Les expériences précédentes ont montré que seules deux informations sont nécessaires pour localiser une affordance dans l'espace : l'interaction qui permet de s'en rapprocher le plus, et une estimation de sa distance. J'ai donc développé une structure capable de détecter les affordances distantes, de les stocker et de les suivre lors des déplacements de l'agent, sous la forme de couples (interaction;distance).
La première étape consiste donc à détecter les affordances distantes à partir des signatures d'interactions construites par l'agent. On utilise ici une propriété liée aux signatures : en effet, une signature désigne des contextes d'interactions caractérisant une affordance. Or, ces interactions peuvent avoir leur propre signature. Ainsi, en remplaçant le contenu d'une signature S d'une interaction i par la somme des signatures des interactions désignées par S et liées à une même interaction primaire j, on obtient une signature caractérisant un contexte, qui, après énaction de j, permet d'énacter i. Comme cette opération peut être appliquée récursivement, il est possible de "rétropropager" le contexte interactionnel affordant une interaction par une séquence d'interactions. On peut alors considérer que la position d'une instance d'objet peut être caractérisée par la séquence d'interaction qui permet de l'atteindre. Notons que si plusieurs séquences permettent de l'atteindre, on ne considérera que la séquence la plus courte. De même, si un objet peut être interagi depuis plusieurs positions, on ne considérera que la position la plus proche (interactionnellement parlant). Ces séquences portent les deux informations dont nous avons besoin : l'interaction permettant un rapprochement maximal est donné par la première interaction de la séquence (puisque c'est le premier "pas" du chemin le plus court), et la distance, caractérisée par la longueur de la séquence, en nombre d'interactions. Ainsi, ce principe définit une forte corrélation entre la notion de distance et les possibilités d'interaction de l'agent.
J'ai développé et testé des mécanismes implémentant ce principe sur nos agents simulés. On procède tout d'abord à un apprentissage des signatures d'interaction, lorsque la majorité des signatures se stabilisent (environ 40 000 pas), on teste le mécanisme de détection des instances d'objets. À chaque cycle de détection, l'agent "scanne" son environnement en rétropropageant ses signatures. Après élimination des séquences redondantes les plus longues, on observe que l'agent arrive à caractériser son environnement en terme de séquence d'interaction : dans l'exemple donné en Figure 3, l'agent a parfaitement détecté les murs, les proies et les espaces vides dans son environnement.
En comparant des environnements similaires, on observe que la précision de la détection des objets est directement liée aux possibilités interactionnelles de l'agent.
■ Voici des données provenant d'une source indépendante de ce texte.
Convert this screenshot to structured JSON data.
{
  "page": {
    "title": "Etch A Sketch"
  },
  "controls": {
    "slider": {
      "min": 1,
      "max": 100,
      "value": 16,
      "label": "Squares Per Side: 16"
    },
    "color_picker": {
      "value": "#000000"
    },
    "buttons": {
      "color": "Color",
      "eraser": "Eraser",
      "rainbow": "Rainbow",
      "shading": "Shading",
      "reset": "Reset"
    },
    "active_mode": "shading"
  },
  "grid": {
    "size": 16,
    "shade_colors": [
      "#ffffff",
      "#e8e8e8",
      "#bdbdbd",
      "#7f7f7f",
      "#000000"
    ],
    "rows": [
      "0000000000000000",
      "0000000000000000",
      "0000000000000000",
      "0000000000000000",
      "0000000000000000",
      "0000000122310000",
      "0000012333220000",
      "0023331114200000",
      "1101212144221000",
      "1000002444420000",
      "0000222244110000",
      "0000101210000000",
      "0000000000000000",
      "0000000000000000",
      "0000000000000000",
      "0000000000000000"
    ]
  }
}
Ainsi, des objets proches affordant une même interaction seront considérés comme un seul et même objet, puisque caractérisés par le même couple (interaction;distance). En revanche, si un objet affordant une autre interaction est placé entre ces deux objets, l'agent les considérera comme des objets séparés : ce nouvel objet va séparer les séquence caractérisant les deux autres objets de façon plus nette.
Ce mécanisme permet ainsi de caractériser l'environnement de l'agent sous forme d'interactions. Cependant, il reste limité à l'espace observable. Une structure supplémentaire doit être ajouté pour garder trace de la position de ces objets, même lorsqu'ils échappent au système sensoriel de l'agent.